论文标题
SECUER:单细胞RNA-seq数据的超快,可扩展和准确的聚类
Secuer: ultrafast, scalable and accurate clustering of single-cell RNA-seq data
论文作者
论文摘要
识别细胞簇是单细胞转录组学研究的关键步骤。尽管最近开发了大量的聚类工具,但SCRNA-Seq体积的快速增长促使人们采用了更多(计算)有效的聚类方法。在这里,我们介绍了Secuer,这是SCRNA-SEQ数据的可扩展有效的光谱聚类算法。通过采用基于锚固的双分图表示算法,Secuer可以通过数量级来减少运行时和内存使用量,尤其是对于超过1个甚至1000万个单元格的超大数据集谱图。同时,与小型和中等基准数据集中的竞争方法相比,Secuer的精度也更好或可比的精度。此外,我们展示了Secuer还可以充当新的共识聚类方法Secuer-Consensus的基础,该方法再次大大提高了最先进的共识聚类方法的运行时和可扩展性,同时还可以保持准确性。总体而言,Secuer是一个多功能,准确且可扩展的聚类框架,适用于小型至超大单细胞聚类任务。

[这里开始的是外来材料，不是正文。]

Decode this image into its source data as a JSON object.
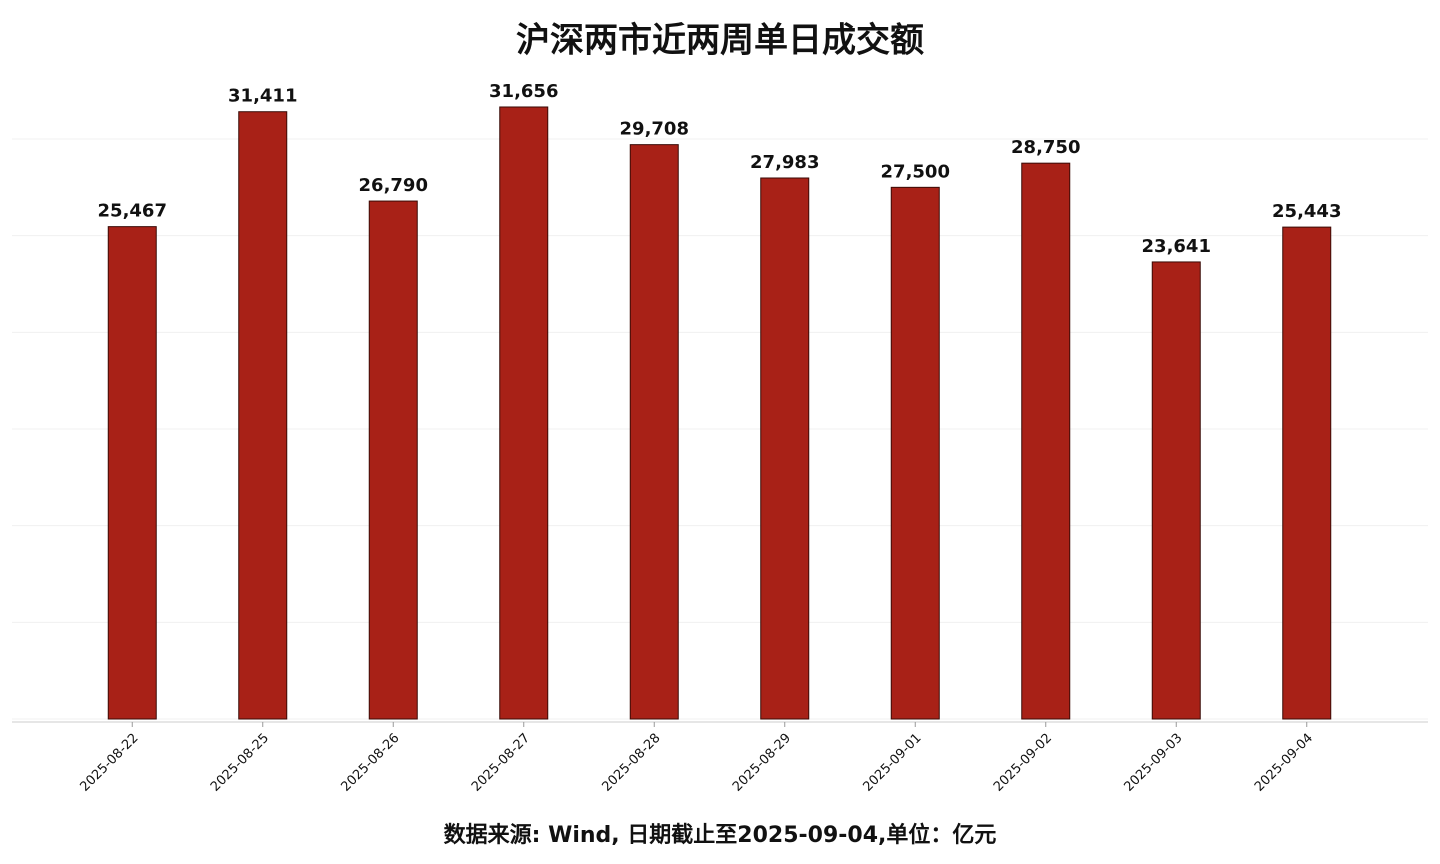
{
  "chart_data": {
    "type": "bar",
    "title": "沪深两市近两周单日成交额",
    "categories": [
      "2025-08-22",
      "2025-08-25",
      "2025-08-26",
      "2025-08-27",
      "2025-08-28",
      "2025-08-29",
      "2025-09-01",
      "2025-09-02",
      "2025-09-03",
      "2025-09-04"
    ],
    "values": [
      25467,
      31411,
      26790,
      31656,
      29708,
      27983,
      27500,
      28750,
      23641,
      25443
    ],
    "value_labels": [
      "25,467",
      "31,411",
      "26,790",
      "31,656",
      "29,708",
      "27,983",
      "27,500",
      "28,750",
      "23,641",
      "25,443"
    ],
    "color": "#a82117",
    "ylim": [
      0,
      33000
    ],
    "yticks": [
      0,
      5000,
      10000,
      15000,
      20000,
      25000,
      30000
    ],
    "grid": true,
    "caption": "数据来源: Wind, 日期截止至2025-09-04,单位：亿元"
  }
}
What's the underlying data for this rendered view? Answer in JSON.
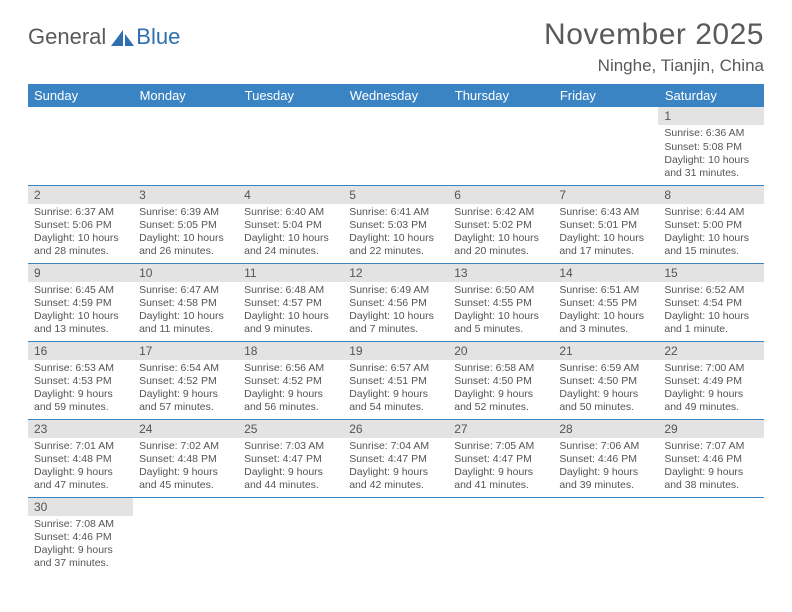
{
  "logo": {
    "text1": "General",
    "text2": "Blue"
  },
  "title": "November 2025",
  "location": "Ninghe, Tianjin, China",
  "colors": {
    "header_bg": "#3b84c4",
    "header_text": "#ffffff",
    "daybar_bg": "#e3e3e3",
    "border": "#3b84c4",
    "text": "#555555",
    "logo_gray": "#5a5a5a",
    "logo_blue": "#2f6fb0"
  },
  "day_names": [
    "Sunday",
    "Monday",
    "Tuesday",
    "Wednesday",
    "Thursday",
    "Friday",
    "Saturday"
  ],
  "weeks": [
    [
      null,
      null,
      null,
      null,
      null,
      null,
      {
        "n": "1",
        "sr": "6:36 AM",
        "ss": "5:08 PM",
        "dl": "10 hours and 31 minutes."
      }
    ],
    [
      {
        "n": "2",
        "sr": "6:37 AM",
        "ss": "5:06 PM",
        "dl": "10 hours and 28 minutes."
      },
      {
        "n": "3",
        "sr": "6:39 AM",
        "ss": "5:05 PM",
        "dl": "10 hours and 26 minutes."
      },
      {
        "n": "4",
        "sr": "6:40 AM",
        "ss": "5:04 PM",
        "dl": "10 hours and 24 minutes."
      },
      {
        "n": "5",
        "sr": "6:41 AM",
        "ss": "5:03 PM",
        "dl": "10 hours and 22 minutes."
      },
      {
        "n": "6",
        "sr": "6:42 AM",
        "ss": "5:02 PM",
        "dl": "10 hours and 20 minutes."
      },
      {
        "n": "7",
        "sr": "6:43 AM",
        "ss": "5:01 PM",
        "dl": "10 hours and 17 minutes."
      },
      {
        "n": "8",
        "sr": "6:44 AM",
        "ss": "5:00 PM",
        "dl": "10 hours and 15 minutes."
      }
    ],
    [
      {
        "n": "9",
        "sr": "6:45 AM",
        "ss": "4:59 PM",
        "dl": "10 hours and 13 minutes."
      },
      {
        "n": "10",
        "sr": "6:47 AM",
        "ss": "4:58 PM",
        "dl": "10 hours and 11 minutes."
      },
      {
        "n": "11",
        "sr": "6:48 AM",
        "ss": "4:57 PM",
        "dl": "10 hours and 9 minutes."
      },
      {
        "n": "12",
        "sr": "6:49 AM",
        "ss": "4:56 PM",
        "dl": "10 hours and 7 minutes."
      },
      {
        "n": "13",
        "sr": "6:50 AM",
        "ss": "4:55 PM",
        "dl": "10 hours and 5 minutes."
      },
      {
        "n": "14",
        "sr": "6:51 AM",
        "ss": "4:55 PM",
        "dl": "10 hours and 3 minutes."
      },
      {
        "n": "15",
        "sr": "6:52 AM",
        "ss": "4:54 PM",
        "dl": "10 hours and 1 minute."
      }
    ],
    [
      {
        "n": "16",
        "sr": "6:53 AM",
        "ss": "4:53 PM",
        "dl": "9 hours and 59 minutes."
      },
      {
        "n": "17",
        "sr": "6:54 AM",
        "ss": "4:52 PM",
        "dl": "9 hours and 57 minutes."
      },
      {
        "n": "18",
        "sr": "6:56 AM",
        "ss": "4:52 PM",
        "dl": "9 hours and 56 minutes."
      },
      {
        "n": "19",
        "sr": "6:57 AM",
        "ss": "4:51 PM",
        "dl": "9 hours and 54 minutes."
      },
      {
        "n": "20",
        "sr": "6:58 AM",
        "ss": "4:50 PM",
        "dl": "9 hours and 52 minutes."
      },
      {
        "n": "21",
        "sr": "6:59 AM",
        "ss": "4:50 PM",
        "dl": "9 hours and 50 minutes."
      },
      {
        "n": "22",
        "sr": "7:00 AM",
        "ss": "4:49 PM",
        "dl": "9 hours and 49 minutes."
      }
    ],
    [
      {
        "n": "23",
        "sr": "7:01 AM",
        "ss": "4:48 PM",
        "dl": "9 hours and 47 minutes."
      },
      {
        "n": "24",
        "sr": "7:02 AM",
        "ss": "4:48 PM",
        "dl": "9 hours and 45 minutes."
      },
      {
        "n": "25",
        "sr": "7:03 AM",
        "ss": "4:47 PM",
        "dl": "9 hours and 44 minutes."
      },
      {
        "n": "26",
        "sr": "7:04 AM",
        "ss": "4:47 PM",
        "dl": "9 hours and 42 minutes."
      },
      {
        "n": "27",
        "sr": "7:05 AM",
        "ss": "4:47 PM",
        "dl": "9 hours and 41 minutes."
      },
      {
        "n": "28",
        "sr": "7:06 AM",
        "ss": "4:46 PM",
        "dl": "9 hours and 39 minutes."
      },
      {
        "n": "29",
        "sr": "7:07 AM",
        "ss": "4:46 PM",
        "dl": "9 hours and 38 minutes."
      }
    ],
    [
      {
        "n": "30",
        "sr": "7:08 AM",
        "ss": "4:46 PM",
        "dl": "9 hours and 37 minutes."
      },
      null,
      null,
      null,
      null,
      null,
      null
    ]
  ],
  "labels": {
    "sunrise": "Sunrise:",
    "sunset": "Sunset:",
    "daylight": "Daylight:"
  }
}
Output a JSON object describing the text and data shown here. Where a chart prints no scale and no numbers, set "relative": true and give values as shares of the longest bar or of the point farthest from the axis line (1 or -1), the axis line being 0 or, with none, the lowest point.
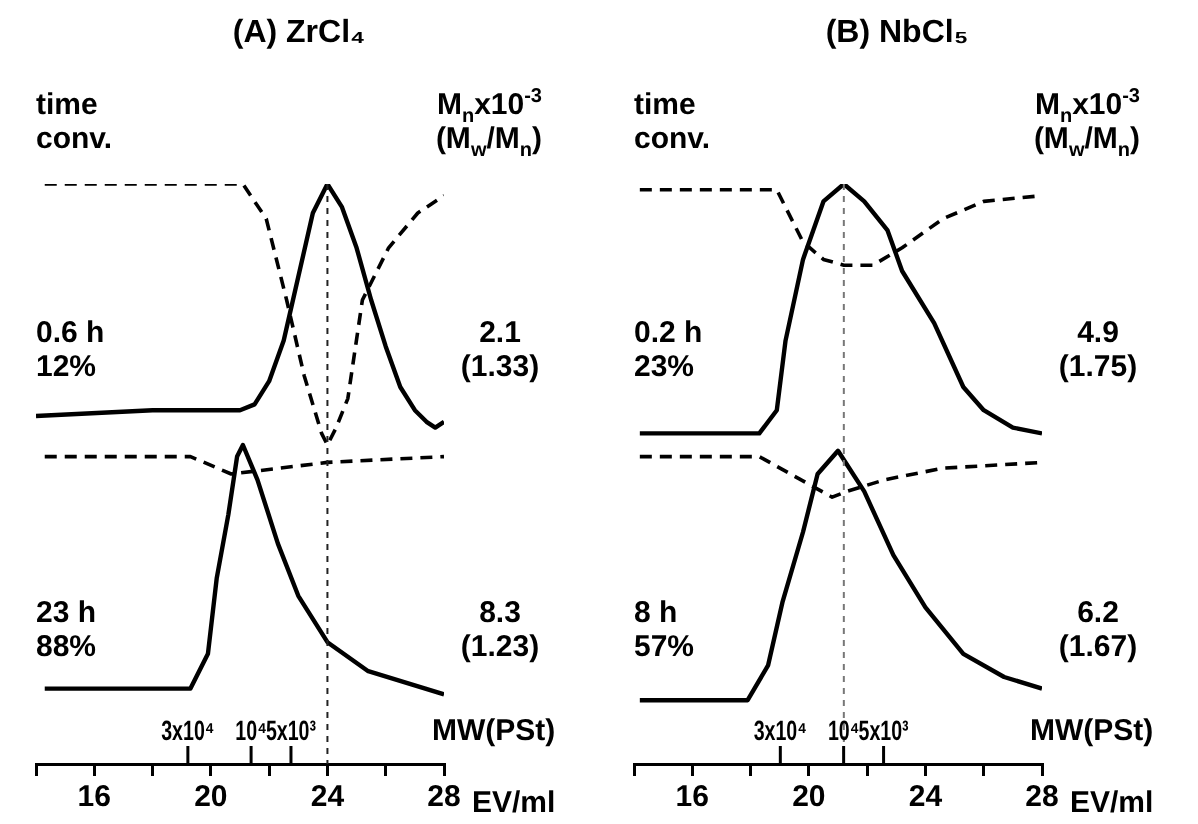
{
  "chart_data": [
    {
      "type": "line",
      "title": "(A) ZrCl₄",
      "relative": true,
      "xlabel": "EV/ml",
      "xlim": [
        14,
        28
      ],
      "xticks": [
        {
          "value": 14,
          "label": null
        },
        16,
        {
          "value": 18,
          "label": null
        },
        20,
        {
          "value": 22,
          "label": null
        },
        24,
        {
          "value": 26,
          "label": null
        },
        28
      ],
      "x2label": "MW(PSt)",
      "log": "x2",
      "x2lim": [
        420000,
        350
      ],
      "x2ticks": [
        {
          "value": 30000,
          "label": "3x10⁴"
        },
        {
          "value": 10000,
          "label": "10⁴"
        },
        {
          "value": 5000,
          "label": "5x10³"
        }
      ],
      "marker": "none",
      "legend": false,
      "grid": false,
      "ref_lines": [
        {
          "axis": "x",
          "value": 24,
          "color": "#222222",
          "line_style": "dashed"
        }
      ],
      "annotations": [
        "time\nconv.",
        "M$_{n}$x10$^{-3}$\n(M$_{w}$/M$_{n}$)",
        "0.6 h\n12%",
        "2.1\n(1.33)",
        "23 h\n88%",
        "8.3\n(1.23)"
      ],
      "series": [
        {
          "color": "#000000",
          "line_style": "dashed",
          "x": [
            14.3,
            21.1,
            21.9,
            22.6,
            23.2,
            23.5,
            23.8,
            24.0,
            24.3,
            24.7,
            25.2,
            26.1,
            27.1,
            28
          ],
          "values": [
            1.0,
            1.0,
            0.94,
            0.8,
            0.67,
            0.62,
            0.57,
            0.55,
            0.58,
            0.63,
            0.8,
            0.89,
            0.95,
            0.98
          ]
        },
        {
          "color": "#000000",
          "line_style": "solid",
          "x": [
            14,
            18,
            21,
            21.5,
            22,
            22.5,
            23,
            23.5,
            24,
            24.5,
            25,
            25.5,
            26,
            26.5,
            27,
            27.4,
            27.7,
            28
          ],
          "values": [
            0.6,
            0.61,
            0.61,
            0.62,
            0.66,
            0.73,
            0.84,
            0.95,
            1.0,
            0.96,
            0.89,
            0.8,
            0.72,
            0.65,
            0.61,
            0.59,
            0.58,
            0.59
          ]
        },
        {
          "color": "#000000",
          "line_style": "dashed",
          "x": [
            14.3,
            19.3,
            20.7,
            24.0,
            28
          ],
          "values": [
            0.53,
            0.53,
            0.5,
            0.52,
            0.53
          ]
        },
        {
          "color": "#000000",
          "line_style": "solid",
          "x": [
            14.3,
            19.3,
            19.9,
            20.2,
            20.6,
            20.9,
            21.1,
            21.6,
            22.3,
            23.0,
            24.0,
            25.4,
            28
          ],
          "values": [
            0.13,
            0.13,
            0.19,
            0.32,
            0.43,
            0.53,
            0.55,
            0.49,
            0.38,
            0.29,
            0.21,
            0.16,
            0.12
          ]
        }
      ]
    },
    {
      "type": "line",
      "title": "(B) NbCl₅",
      "relative": true,
      "xlabel": "EV/ml",
      "xlim": [
        14,
        28
      ],
      "xticks": [
        {
          "value": 14,
          "label": null
        },
        16,
        {
          "value": 18,
          "label": null
        },
        20,
        {
          "value": 22,
          "label": null
        },
        24,
        {
          "value": 26,
          "label": null
        },
        28
      ],
      "x2label": "MW(PSt)",
      "log": "x2",
      "x2lim": [
        380000,
        320
      ],
      "x2ticks": [
        {
          "value": 30000,
          "label": "3x10⁴"
        },
        {
          "value": 10000,
          "label": "10⁴"
        },
        {
          "value": 5000,
          "label": "5x10³"
        }
      ],
      "marker": "none",
      "legend": false,
      "grid": false,
      "ref_lines": [
        {
          "axis": "x",
          "value": 21.2,
          "color": "#777777",
          "line_style": "dashed"
        }
      ],
      "annotations": [
        "time\nconv.",
        "M$_{n}$x10$^{-3}$\n(M$_{w}$/M$_{n}$)",
        "0.2 h\n23%",
        "4.9\n(1.75)",
        "8 h\n57%",
        "6.2\n(1.67)"
      ],
      "series": [
        {
          "color": "#000000",
          "line_style": "dashed",
          "x": [
            14.2,
            18.9,
            19.8,
            20.5,
            21.2,
            22.2,
            23.2,
            24.6,
            26.0,
            28
          ],
          "values": [
            0.99,
            0.99,
            0.9,
            0.87,
            0.86,
            0.86,
            0.89,
            0.94,
            0.97,
            0.98
          ]
        },
        {
          "color": "#000000",
          "line_style": "solid",
          "x": [
            14.2,
            18.3,
            18.9,
            19.2,
            19.8,
            20.5,
            21.2,
            21.9,
            22.7,
            23.2,
            24.3,
            25.3,
            26.0,
            27.0,
            28
          ],
          "values": [
            0.57,
            0.57,
            0.61,
            0.73,
            0.87,
            0.97,
            1.0,
            0.97,
            0.92,
            0.85,
            0.76,
            0.65,
            0.61,
            0.58,
            0.57
          ]
        },
        {
          "color": "#000000",
          "line_style": "dashed",
          "x": [
            14.2,
            18.3,
            20.8,
            21.3,
            22.6,
            24.6,
            28
          ],
          "values": [
            0.53,
            0.53,
            0.46,
            0.47,
            0.49,
            0.51,
            0.52
          ]
        },
        {
          "color": "#000000",
          "line_style": "solid",
          "x": [
            14.2,
            17.9,
            18.6,
            19.1,
            19.8,
            20.3,
            21.0,
            21.9,
            22.9,
            24.0,
            25.3,
            26.7,
            28
          ],
          "values": [
            0.11,
            0.11,
            0.17,
            0.28,
            0.4,
            0.5,
            0.54,
            0.47,
            0.36,
            0.27,
            0.19,
            0.15,
            0.13
          ]
        }
      ]
    }
  ]
}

Identifying cell clusters is a critical step for single-cell transcriptomics study. Despite the numerous clustering tools developed recently, the rapid growth of scRNA-seq volumes prompts for a more (computationally) efficient clustering method. Here, we introduce Secuer, a Scalable and Efficient speCtral clUstERing algorithm for scRNA-seq data. By employing an anchor-based bipartite graph representation algorithm, Secuer enjoys reduced runtime and memory usage by orders of magnitude, especially for ultra-large datasets profiling over 1 or even 10 million cells. Meanwhile, Secuer also achieves better or comparable accuracy than competing methods in small and moderate benchmark datasets. Furthermore, we showcase that Secuer can also serve as a building block for a new consensus clustering method, Secuer-consensus, which again greatly improves the runtime and scalability of state-of-the-art consensus clustering methods while also maintaining the accuracy. Overall, Secuer is a versatile, accurate, and scalable clustering framework suitable for small to ultra-large single-cell clustering tasks.